Call for papers
Photography and Britishness November 4–5, 2016
Conference at the Yale Center for British Art, New Haven, CT.
This conference seeks to investigate the various ways in which ideas about Britain have been communicated, inflected, and contested through the photographic image. How has photography been used at “home” and “abroad” to create a variety of images of Britain and Britishness, defined as much from the outside as the inside? How do photographs mirror, reinforce, or interrupt what constitutes “Britishness,” in national, local, imperial, colonial, and post-colonial contexts? What national and regional cultures and conflicts does the construction of British identity subsume? Can “Britishness,” indeed, have a photographic referent or it is itself an effect of representation?
We seek papers that consider how photography—as opposed to, or in tandem with, other modes of image-making—has been invested with the capacity to visualize, articulate and contest ideas about Britain. Papers may consider any period in the history of photography, and focus on individual case studies or broader historical questions. Proposals might address the work of individual photographers, photo agencies, or photographic archives; the photographic print or album; different photographic technologies such as lantern slides, stereoscopes, or digital photography; the uses of photography in pedagogy, advertising, news, propaganda; photography as a tool of surveillance and record; the display and exhibition of photographs; photography as art and document.

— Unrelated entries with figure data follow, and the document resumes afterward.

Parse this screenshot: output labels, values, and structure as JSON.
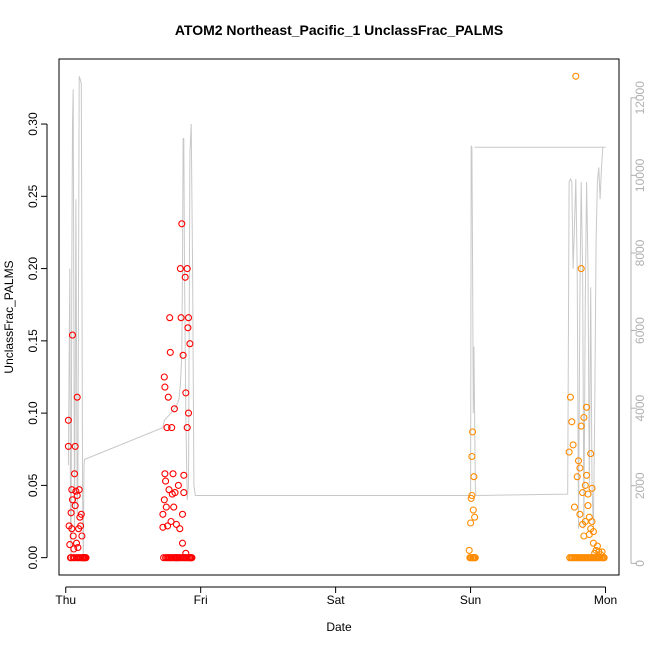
{
  "chart_data": {
    "type": "scatter",
    "title": "ATOM2 Northeast_Pacific_1 UnclassFrac_PALMS",
    "xlabel": "Date",
    "ylabel": "UnclassFrac_PALMS",
    "xlim_days": [
      -0.05,
      4.1
    ],
    "ylim": [
      -0.012,
      0.345
    ],
    "y2lim": [
      -300,
      13000
    ],
    "x_ticks": [
      {
        "day": 0,
        "label": "Thu"
      },
      {
        "day": 1,
        "label": "Fri"
      },
      {
        "day": 2,
        "label": "Sat"
      },
      {
        "day": 3,
        "label": "Sun"
      },
      {
        "day": 4,
        "label": "Mon"
      }
    ],
    "y_ticks": [
      "0.00",
      "0.05",
      "0.10",
      "0.15",
      "0.20",
      "0.25",
      "0.30"
    ],
    "y2_ticks": [
      "0",
      "2000",
      "4000",
      "6000",
      "8000",
      "10000",
      "12000"
    ],
    "grid": false,
    "colors": {
      "red": "#ff0000",
      "orange": "#ff8c00",
      "altitude": "#c8c8c8",
      "axis": "#000000",
      "right_axis": "#b0b0b0"
    },
    "series": [
      {
        "color": "#ff0000",
        "points": [
          [
            0.02,
            0.095
          ],
          [
            0.02,
            0.077
          ],
          [
            0.025,
            0.022
          ],
          [
            0.03,
            0.009
          ],
          [
            0.035,
            0.0
          ],
          [
            0.04,
            0.031
          ],
          [
            0.04,
            0.0
          ],
          [
            0.045,
            0.047
          ],
          [
            0.045,
            0.02
          ],
          [
            0.05,
            0.154
          ],
          [
            0.05,
            0.04
          ],
          [
            0.055,
            0.0
          ],
          [
            0.055,
            0.015
          ],
          [
            0.06,
            0.006
          ],
          [
            0.065,
            0.058
          ],
          [
            0.065,
            0.0
          ],
          [
            0.07,
            0.077
          ],
          [
            0.07,
            0.036
          ],
          [
            0.075,
            0.046
          ],
          [
            0.08,
            0.0
          ],
          [
            0.08,
            0.01
          ],
          [
            0.085,
            0.111
          ],
          [
            0.085,
            0.043
          ],
          [
            0.09,
            0.007
          ],
          [
            0.09,
            0.0
          ],
          [
            0.095,
            0.02
          ],
          [
            0.1,
            0.047
          ],
          [
            0.1,
            0.0
          ],
          [
            0.105,
            0.028
          ],
          [
            0.11,
            0.022
          ],
          [
            0.11,
            0.0
          ],
          [
            0.115,
            0.03
          ],
          [
            0.12,
            0.0
          ],
          [
            0.12,
            0.015
          ],
          [
            0.125,
            0.0
          ],
          [
            0.13,
            0.0
          ],
          [
            0.135,
            0.0
          ],
          [
            0.14,
            0.0
          ],
          [
            0.145,
            0.0
          ],
          [
            0.15,
            0.0
          ],
          [
            0.72,
            0.021
          ],
          [
            0.72,
            0.03
          ],
          [
            0.725,
            0.0
          ],
          [
            0.73,
            0.125
          ],
          [
            0.73,
            0.04
          ],
          [
            0.735,
            0.118
          ],
          [
            0.735,
            0.058
          ],
          [
            0.74,
            0.053
          ],
          [
            0.74,
            0.0
          ],
          [
            0.745,
            0.035
          ],
          [
            0.75,
            0.09
          ],
          [
            0.75,
            0.0
          ],
          [
            0.755,
            0.022
          ],
          [
            0.76,
            0.111
          ],
          [
            0.76,
            0.0
          ],
          [
            0.765,
            0.047
          ],
          [
            0.77,
            0.166
          ],
          [
            0.77,
            0.0
          ],
          [
            0.775,
            0.142
          ],
          [
            0.78,
            0.025
          ],
          [
            0.78,
            0.0
          ],
          [
            0.785,
            0.09
          ],
          [
            0.79,
            0.044
          ],
          [
            0.79,
            0.0
          ],
          [
            0.795,
            0.058
          ],
          [
            0.8,
            0.035
          ],
          [
            0.8,
            0.0
          ],
          [
            0.805,
            0.103
          ],
          [
            0.81,
            0.045
          ],
          [
            0.81,
            0.0
          ],
          [
            0.815,
            0.0
          ],
          [
            0.82,
            0.023
          ],
          [
            0.82,
            0.0
          ],
          [
            0.825,
            0.0
          ],
          [
            0.83,
            0.0
          ],
          [
            0.835,
            0.05
          ],
          [
            0.84,
            0.0
          ],
          [
            0.845,
            0.02
          ],
          [
            0.85,
            0.2
          ],
          [
            0.85,
            0.0
          ],
          [
            0.855,
            0.166
          ],
          [
            0.86,
            0.231
          ],
          [
            0.86,
            0.0
          ],
          [
            0.865,
            0.01
          ],
          [
            0.865,
            0.03
          ],
          [
            0.87,
            0.14
          ],
          [
            0.87,
            0.0
          ],
          [
            0.875,
            0.057
          ],
          [
            0.875,
            0.045
          ],
          [
            0.88,
            0.0
          ],
          [
            0.885,
            0.194
          ],
          [
            0.885,
            0.0
          ],
          [
            0.89,
            0.114
          ],
          [
            0.89,
            0.003
          ],
          [
            0.895,
            0.0
          ],
          [
            0.9,
            0.09
          ],
          [
            0.9,
            0.2
          ],
          [
            0.905,
            0.159
          ],
          [
            0.905,
            0.0
          ],
          [
            0.91,
            0.166
          ],
          [
            0.91,
            0.1
          ],
          [
            0.915,
            0.0
          ],
          [
            0.92,
            0.148
          ],
          [
            0.92,
            0.0
          ],
          [
            0.925,
            0.0
          ],
          [
            0.93,
            0.0
          ],
          [
            0.935,
            0.0
          ]
        ]
      },
      {
        "color": "#ff8c00",
        "points": [
          [
            2.99,
            0.005
          ],
          [
            2.995,
            0.0
          ],
          [
            3.0,
            0.024
          ],
          [
            3.0,
            0.0
          ],
          [
            3.005,
            0.041
          ],
          [
            3.005,
            0.0
          ],
          [
            3.01,
            0.07
          ],
          [
            3.01,
            0.043
          ],
          [
            3.015,
            0.087
          ],
          [
            3.015,
            0.0
          ],
          [
            3.02,
            0.033
          ],
          [
            3.02,
            0.0
          ],
          [
            3.025,
            0.056
          ],
          [
            3.025,
            0.0
          ],
          [
            3.03,
            0.028
          ],
          [
            3.03,
            0.0
          ],
          [
            3.035,
            0.0
          ],
          [
            3.73,
            0.073
          ],
          [
            3.735,
            0.0
          ],
          [
            3.74,
            0.111
          ],
          [
            3.745,
            0.0
          ],
          [
            3.75,
            0.094
          ],
          [
            3.755,
            0.0
          ],
          [
            3.76,
            0.078
          ],
          [
            3.765,
            0.0
          ],
          [
            3.77,
            0.035
          ],
          [
            3.775,
            0.0
          ],
          [
            3.78,
            0.333
          ],
          [
            3.785,
            0.0
          ],
          [
            3.79,
            0.056
          ],
          [
            3.795,
            0.0
          ],
          [
            3.8,
            0.067
          ],
          [
            3.805,
            0.0
          ],
          [
            3.81,
            0.03
          ],
          [
            3.81,
            0.062
          ],
          [
            3.815,
            0.0
          ],
          [
            3.82,
            0.091
          ],
          [
            3.82,
            0.2
          ],
          [
            3.825,
            0.0
          ],
          [
            3.83,
            0.023
          ],
          [
            3.83,
            0.045
          ],
          [
            3.835,
            0.0
          ],
          [
            3.84,
            0.097
          ],
          [
            3.84,
            0.015
          ],
          [
            3.845,
            0.0
          ],
          [
            3.85,
            0.025
          ],
          [
            3.85,
            0.05
          ],
          [
            3.855,
            0.0
          ],
          [
            3.86,
            0.057
          ],
          [
            3.86,
            0.104
          ],
          [
            3.865,
            0.0
          ],
          [
            3.87,
            0.036
          ],
          [
            3.87,
            0.044
          ],
          [
            3.875,
            0.0
          ],
          [
            3.88,
            0.016
          ],
          [
            3.88,
            0.028
          ],
          [
            3.885,
            0.0
          ],
          [
            3.89,
            0.072
          ],
          [
            3.89,
            0.02
          ],
          [
            3.895,
            0.0
          ],
          [
            3.9,
            0.048
          ],
          [
            3.9,
            0.025
          ],
          [
            3.905,
            0.0
          ],
          [
            3.91,
            0.01
          ],
          [
            3.91,
            0.018
          ],
          [
            3.915,
            0.0
          ],
          [
            3.92,
            0.003
          ],
          [
            3.925,
            0.0
          ],
          [
            3.93,
            0.005
          ],
          [
            3.935,
            0.0
          ],
          [
            3.94,
            0.008
          ],
          [
            3.945,
            0.0
          ],
          [
            3.95,
            0.004
          ],
          [
            3.955,
            0.0
          ],
          [
            3.96,
            0.0
          ],
          [
            3.965,
            0.002
          ],
          [
            3.97,
            0.0
          ],
          [
            3.975,
            0.004
          ],
          [
            3.98,
            0.0
          ],
          [
            3.985,
            0.0
          ],
          [
            3.99,
            0.0
          ]
        ]
      }
    ],
    "altitude_line": {
      "color": "#c8c8c8",
      "points": [
        [
          0.02,
          0.064
        ],
        [
          0.03,
          0.2
        ],
        [
          0.035,
          0.02
        ],
        [
          0.04,
          0.0
        ],
        [
          0.045,
          0.2
        ],
        [
          0.05,
          0.3
        ],
        [
          0.055,
          0.324
        ],
        [
          0.06,
          0.18
        ],
        [
          0.065,
          0.02
        ],
        [
          0.07,
          0.12
        ],
        [
          0.075,
          0.248
        ],
        [
          0.08,
          0.15
        ],
        [
          0.085,
          0.03
        ],
        [
          0.09,
          0.05
        ],
        [
          0.095,
          0.2
        ],
        [
          0.1,
          0.333
        ],
        [
          0.11,
          0.33
        ],
        [
          0.115,
          0.328
        ],
        [
          0.12,
          0.2
        ],
        [
          0.125,
          0.04
        ],
        [
          0.13,
          0.0
        ],
        [
          0.135,
          0.064
        ],
        [
          0.14,
          0.068
        ],
        [
          0.72,
          0.09
        ],
        [
          0.73,
          0.095
        ],
        [
          0.78,
          0.1
        ],
        [
          0.82,
          0.105
        ],
        [
          0.84,
          0.11
        ],
        [
          0.85,
          0.12
        ],
        [
          0.86,
          0.14
        ],
        [
          0.865,
          0.2
        ],
        [
          0.87,
          0.29
        ],
        [
          0.875,
          0.29
        ],
        [
          0.88,
          0.2
        ],
        [
          0.89,
          0.1
        ],
        [
          0.9,
          0.04
        ],
        [
          0.91,
          0.05
        ],
        [
          0.92,
          0.28
        ],
        [
          0.93,
          0.3
        ],
        [
          0.94,
          0.2
        ],
        [
          0.95,
          0.05
        ],
        [
          0.96,
          0.043
        ],
        [
          3.0,
          0.043
        ],
        [
          3.005,
          0.285
        ],
        [
          3.01,
          0.284
        ],
        [
          3.015,
          0.2
        ],
        [
          3.02,
          0.1
        ],
        [
          3.025,
          0.146
        ],
        [
          3.03,
          0.1
        ],
        [
          3.035,
          0.05
        ],
        [
          3.04,
          0.043
        ],
        [
          3.72,
          0.044
        ],
        [
          3.73,
          0.26
        ],
        [
          3.74,
          0.262
        ],
        [
          3.75,
          0.26
        ],
        [
          3.76,
          0.2
        ],
        [
          3.77,
          0.23
        ],
        [
          3.78,
          0.262
        ],
        [
          3.79,
          0.2
        ],
        [
          3.8,
          0.02
        ],
        [
          3.81,
          0.18
        ],
        [
          3.82,
          0.26
        ],
        [
          3.83,
          0.2
        ],
        [
          3.84,
          0.02
        ],
        [
          3.85,
          0.18
        ],
        [
          3.86,
          0.26
        ],
        [
          3.87,
          0.2
        ],
        [
          3.88,
          0.05
        ],
        [
          3.89,
          0.187
        ],
        [
          3.9,
          0.05
        ],
        [
          3.91,
          0.02
        ],
        [
          3.92,
          0.1
        ],
        [
          3.93,
          0.22
        ],
        [
          3.94,
          0.26
        ],
        [
          3.95,
          0.27
        ],
        [
          3.96,
          0.248
        ],
        [
          3.97,
          0.27
        ],
        [
          3.98,
          0.284
        ],
        [
          3.99,
          0.284
        ],
        [
          4.0,
          0.284
        ],
        [
          3.03,
          0.284
        ]
      ]
    }
  }
}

We invite proposals for papers from scholars in any field. Graduate students and early career scholars are particularly encouraged to apply. Travel and accommodation costs will be covered by the organizers. Please e-mail abstracts of no more than three hundred words and short CVs or bios, no more than 2 pages. Email: email@example.com. Deadline May 16, 2016
Friday, November 4, 5.30 pm keynote by Martin Parr
This conference is a collaboration between the Yale Center for British Art, New Haven, Connecticut; the Paul Mellon Centre for Studies in British Art, London; and The Huntington Library, San Marino, California.